Detection of pseudouridine and other modifications in tRNA by cyanoethylation and MALDI mass spectrometry.

作者信息

Mengel-Jørgensen Jonas, Kirpekar Finn

机构信息

Department of Biochemistry and Molecular Biology, University of Southern Denmark, Odense, Campusvej 55, 5230 Odense M, Denmark.

出版信息

Nucleic Acids Res. 2002 Dec 1;30(23):e135. doi: 10.1093/nar/gnf135.

DOI:10.1093/nar/gnf135
PMID:12466567
原文链接:https://pmc.ncbi.nlm.nih.gov/articles/PMC137990/
Abstract

Mass spectrometry plays a central role in the characterisation of modified nucleotides, but pseudouridine is a mass-silent post-transcriptional modification and hence not detectable by direct mass spectrometric analysis. We show by the use of matrix-assisted laser desorption/ionisation (MALDI) mass spectrometry that pseudouridines in tRNA can be specifically cyanoethylated by acrylonitrile without affecting the uridines. The tRNA was cyanoethylated and then subjected to digestion with either RNase A or RNase T1. Cyanoethylated digestion fragments were identified by mass spectrometric comparison of untreated and acrylonitrile-treated samples, where the addition of one acrylonitrile resulted in a mass increment of 53.0 Da. The exact modified nucleotide could be identified by tandem mass spectrometry on the cyanoethylated digestion fragment. The methodology was used to identify additional one 4-thiouridine and one pseudouridine in tRNA(TyrII) from Escherichia coli. Furthermore, we observed that RNase A is highly tolerant towards nucleotide modifications, only being inhibited by 2'-O-methylation, whereas RNase T1 cleavage is affected by most nucleotide modifications.

摘要

质谱分析在修饰核苷酸的表征中起着核心作用,但假尿苷是一种质谱无信号的转录后修饰,因此无法通过直接质谱分析检测到。

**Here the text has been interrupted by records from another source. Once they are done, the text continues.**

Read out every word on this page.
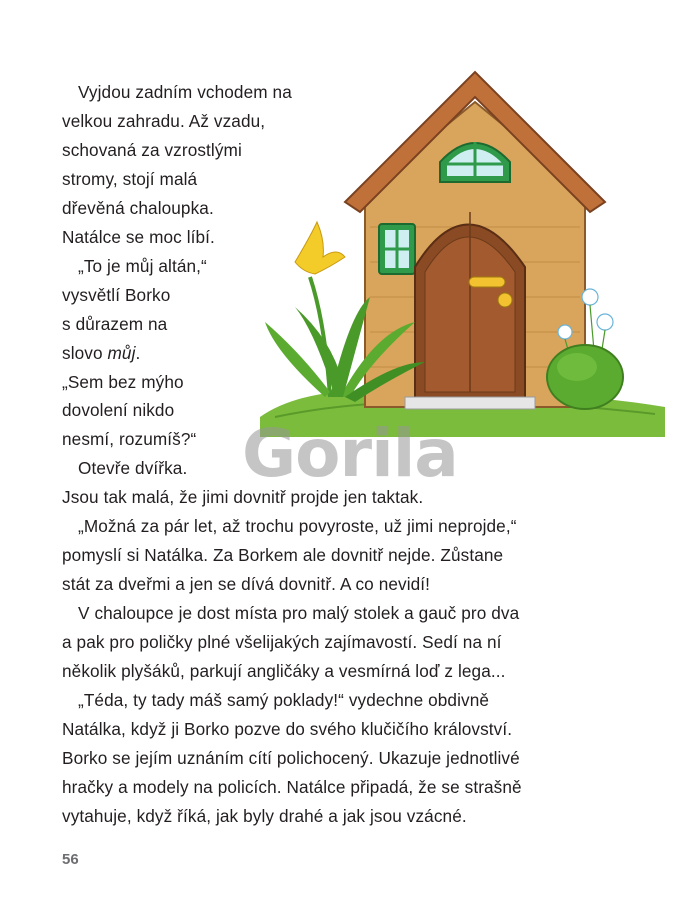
Vyjdou zadním vchodem na
velkou zahradu. Až vzadu,
schovaná za vzrostlými
stromy, stojí malá
dřevěná chaloupka.
Natálce se moc líbí.
„To je můj altán,“
vysvětlí Borko
s důrazem na
slovo můj.
„Sem bez mýho
dovolení nikdo
nesmí, rozumíš?“
Otevře dvířka.
Jsou tak malá, že jimi dovnitř projde jen taktak.
„Možná za pár let, až trochu povyroste, už jimi neprojde,“
pomyslí si Natálka. Za Borkem ale dovnitř nejde. Zůstane
stát za dveřmi a jen se dívá dovnitř. A co nevidí!
V chaloupce je dost místa pro malý stolek a gauč pro dva
a pak pro poličky plné všelijakých zajímavostí. Sedí na ní
několik plyšáků, parkují angličáky a vesmírná loď z lega...
„Téda, ty tady máš samý poklady!“ vydechne obdivně
Natálka, když ji Borko pozve do svého klučičího království.
Borko se jejím uznáním cítí polichocený. Ukazuje jednotlivé
hračky a modely na policích. Natálce připadá, že se strašně
vytahuje, když říká, jak byly drahé a jak jsou vzácné.
Gorila
56
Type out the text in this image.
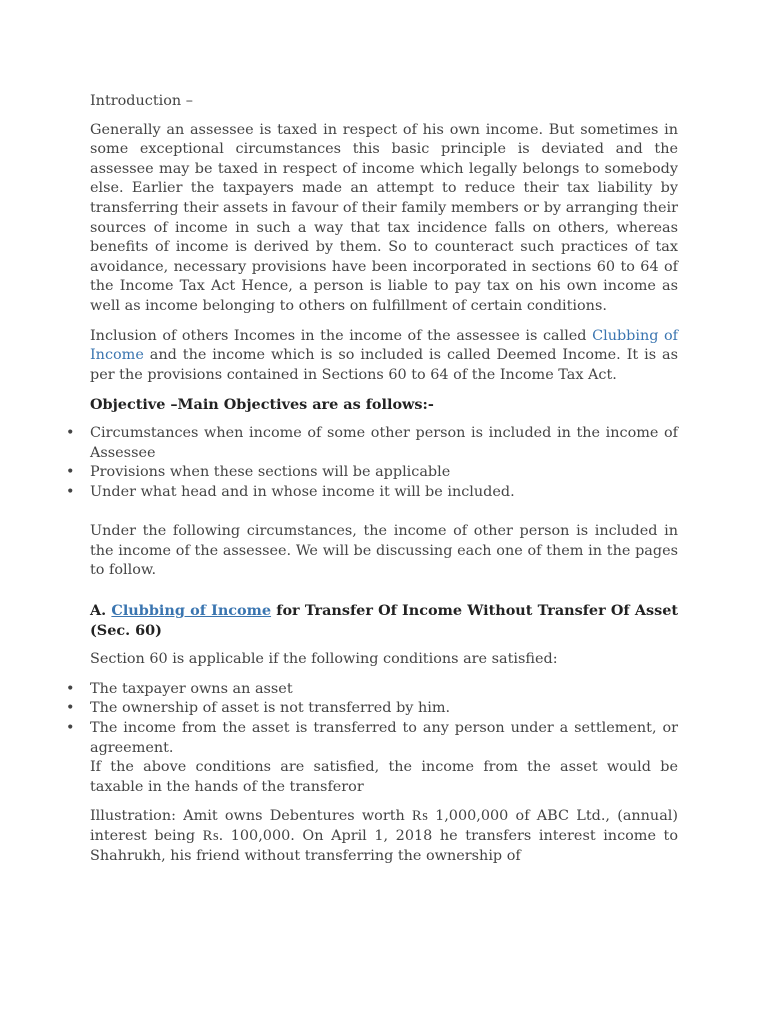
Introduction –

Generally an assessee is taxed in respect of his own income. But sometimes in some exceptional circumstances this basic principle is deviated and the assessee may be taxed in respect of income which legally belongs to somebody else. Earlier the taxpayers made an attempt to reduce their tax liability by transferring their assets in favour of their family members or by arranging their sources of income in such a way that tax incidence falls on others, whereas benefits of income is derived by them. So to counteract such practices of tax avoidance, necessary provisions have been incorporated in sections 60 to 64 of the Income Tax Act Hence, a person is liable to pay tax on his own income as well as income belonging to others on fulfillment of certain conditions.

Inclusion of others Incomes in the income of the assessee is called Clubbing of Income and the income which is so included is called Deemed Income. It is as per the provisions contained in Sections 60 to 64 of the Income Tax Act.

Objective –Main Objectives are as follows:-

• Circumstances when income of some other person is included in the income of Assessee
• Provisions when these sections will be applicable
• Under what head and in whose income it will be included.

Under the following circumstances, the income of other person is included in the income of the assessee. We will be discussing each one of them in the pages to follow.

A. Clubbing of Income for Transfer Of Income Without Transfer Of Asset (Sec. 60)

Section 60 is applicable if the following conditions are satisfied:

• The taxpayer owns an asset
• The ownership of asset is not transferred by him.
• The income from the asset is transferred to any person under a settlement, or agreement.

If the above conditions are satisfied, the income from the asset would be taxable in the hands of the transferor

Illustration: Amit owns Debentures worth ₨ 1,000,000 of ABC Ltd., (annual) interest being ₨. 100,000. On April 1, 2018 he transfers interest income to Shahrukh, his friend without transferring the ownership of
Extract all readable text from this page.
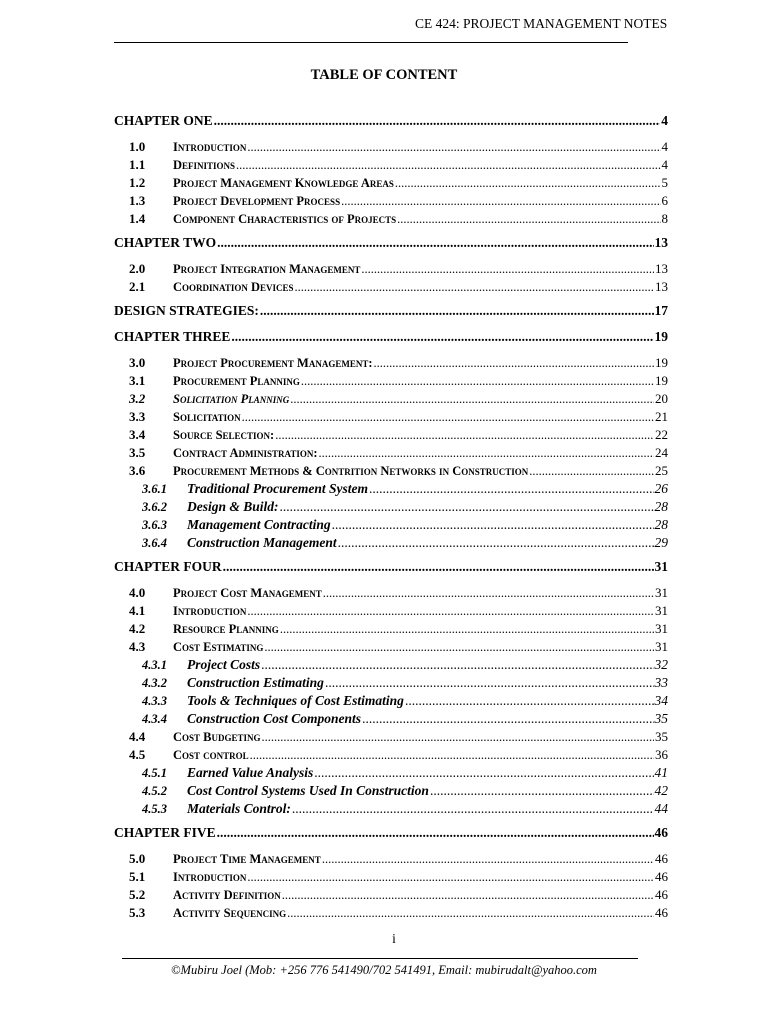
CE 424: PROJECT MANAGEMENT NOTES
TABLE OF CONTENT
CHAPTER ONE .....	4
1.0	Introduction .....	4
1.1	Definitions .....	4
1.2	Project Management Knowledge Areas .....	5
1.3	Project Development Process .....	6
1.4	Component Characteristics of Projects .....	8
CHAPTER TWO .....	13
2.0	Project Integration Management .....	13
2.1	Coordination Devices .....	13
DESIGN STRATEGIES: .....	17
CHAPTER THREE .....	19
3.0	Project Procurement Management: .....	19
3.1	Procurement Planning .....	19
3.2	Solicitation Planning .....	20
3.3	Solicitation .....	21
3.4	Source Selection: .....	22
3.5	Contract Administration: .....	24
3.6	Procurement Methods & Contrition Networks in Construction .....	25
3.6.1	Traditional Procurement System .....	26
3.6.2	Design & Build: .....	28
3.6.3	Management Contracting .....	28
3.6.4	Construction Management .....	29
CHAPTER FOUR .....	31
4.0	Project Cost Management .....	31
4.1	Introduction .....	31
4.2	Resource Planning .....	31
4.3	Cost Estimating .....	31
4.3.1	Project Costs .....	32
4.3.2	Construction Estimating .....	33
4.3.3	Tools & Techniques of Cost Estimating .....	34
4.3.4	Construction Cost Components .....	35
4.4	Cost Budgeting .....	35
4.5	Cost control .....	36
4.5.1	Earned Value Analysis .....	41
4.5.2	Cost Control Systems Used In Construction .....	42
4.5.3	Materials Control: .....	44
CHAPTER FIVE .....	46
5.0	Project Time Management .....	46
5.1	Introduction .....	46
5.2	Activity Definition .....	46
5.3	Activity Sequencing .....	46
i
©Mubiru Joel (Mob: +256 776 541490/702 541491, Email: mubirudalt@yahoo.com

我们通过基质辅助激光解吸/电离(MALDI)质谱分析表明,tRNA中的假尿苷可以被丙烯腈特异性氰乙基化,而不会影响尿苷。tRNA经氰乙基化处理后,再用核糖核酸酶A或核糖核酸酶T1进行消化。通过对未处理和丙烯腈处理样品的质谱比较来鉴定氰乙基化消化片段,其中添加一个丙烯腈会导致质量增加53.0 Da。通过对氰乙基化消化片段进行串联质谱分析可以鉴定出确切的修饰核苷酸。该方法用于鉴定大肠杆菌tRNA(TyrII)中另外一个4-硫尿苷和一个假尿苷。此外,我们观察到核糖核酸酶A对核苷酸修饰具有高度耐受性,仅受到2'-O-甲基化的抑制,而核糖核酸酶T1的切割受到大多数核苷酸修饰的影响。